Oh, so you can figure things out! I was beginning to wonder.
How is that better? Well it's horrible for the North. It would have been economically devastating on their shipping industry as well as other industries in the North. It's really good for the South though, because the shippers can't gouge them anymore.
You probably forgot or refused to accept it when it was first explained to you, but when the Law sets forth penalties for using foreign ships, (up to and including confiscation of the ship and cargo) The gouging domestic industry sets their prices just barely below the cost of doing business with Foreign ships or crews and the cost of paying all the fines.
So yeah, the Shipping charges would suddenly have gotten way cheaper for the Southern states than they had previously been. That's why Washington DC was *IN* the protection game in the first place. To protect Northern industries, including shipping.
Again, not about slavery. The Corwin amendment proves DC and the North would sell the slaves down the river on a moment's notice, but what they absolutely would not tolerate is the loss of their revenue streams.
War was about money. Only money. Well power too, so okay, money and power.
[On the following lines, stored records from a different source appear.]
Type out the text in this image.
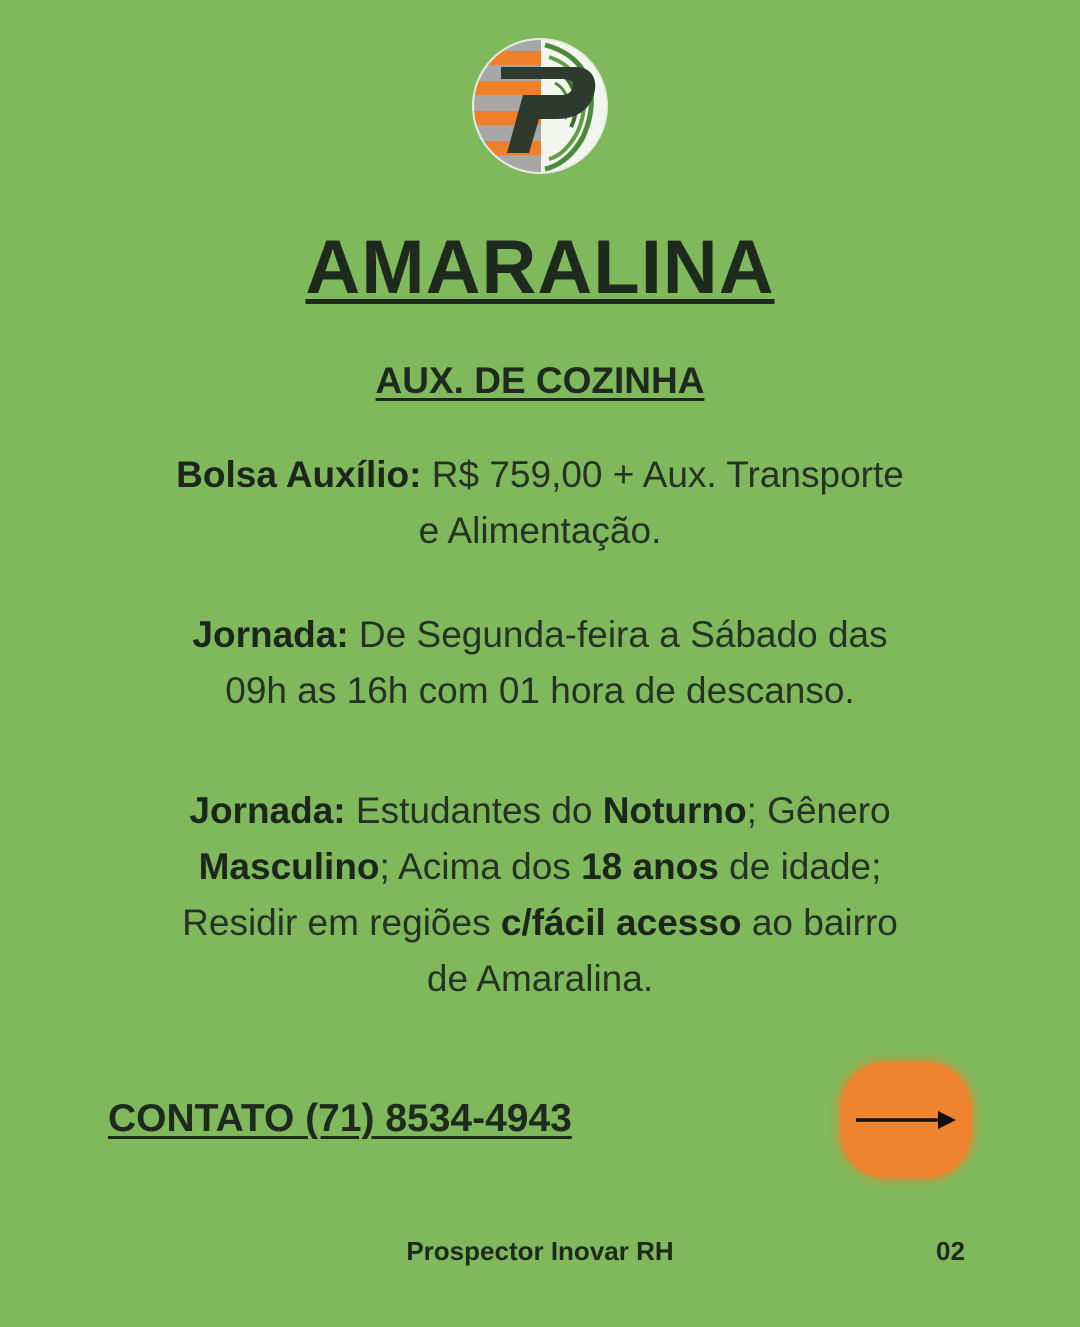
AMARALINA
AUX. DE COZINHA
Bolsa Auxílio: R$ 759,00 + Aux. Transporte
e Alimentação.
Jornada: De Segunda-feira a Sábado das
09h as 16h com 01 hora de descanso.
Jornada: Estudantes do Noturno; Gênero
Masculino; Acima dos 18 anos de idade;
Residir em regiões c/fácil acesso ao bairro
de Amaralina.
CONTATO (71) 8534-4943
Prospector Inovar RH	02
Same as every other war ever fought in history.
Which if your goal is to shaft Northern shippers then that's all well and good. But your original claim, or the author of the post you linked to, was that the north was raping the south by forcing the south to pay them for shipping and insurance and brokerage charges. If it's Europe who is doing the raping and not the north then where is the south any better off? They're still getting raped.
You probably forgot or refused to accept it when it was first explained to you, but when the Law sets forth penalties for using foreign ships, (up to and including confiscation of the ship and cargo)
For costal shipping only, U.S. port to U.S. port. Would the South scrap the Navigation Acts entirely?
So yeah, the Shipping charges would suddenly have gotten way cheaper for the Southern states than they had previously been.
You have no way of knowing if that is true. If the exporters of the south were used to paying X dollars per ton to ship their cargo then why wouldn't the European shippers charge the same?
Again, not about slavery.
From the southern standpoint, yes it was.
“It’s really good for the South though, because the shippers can’t gouge them anymore.”
Now you’re saying the Europeans were dumb. They had to have been to know they had NO competition with U.S. shippers out of the picture, and not change whatever they wanted to.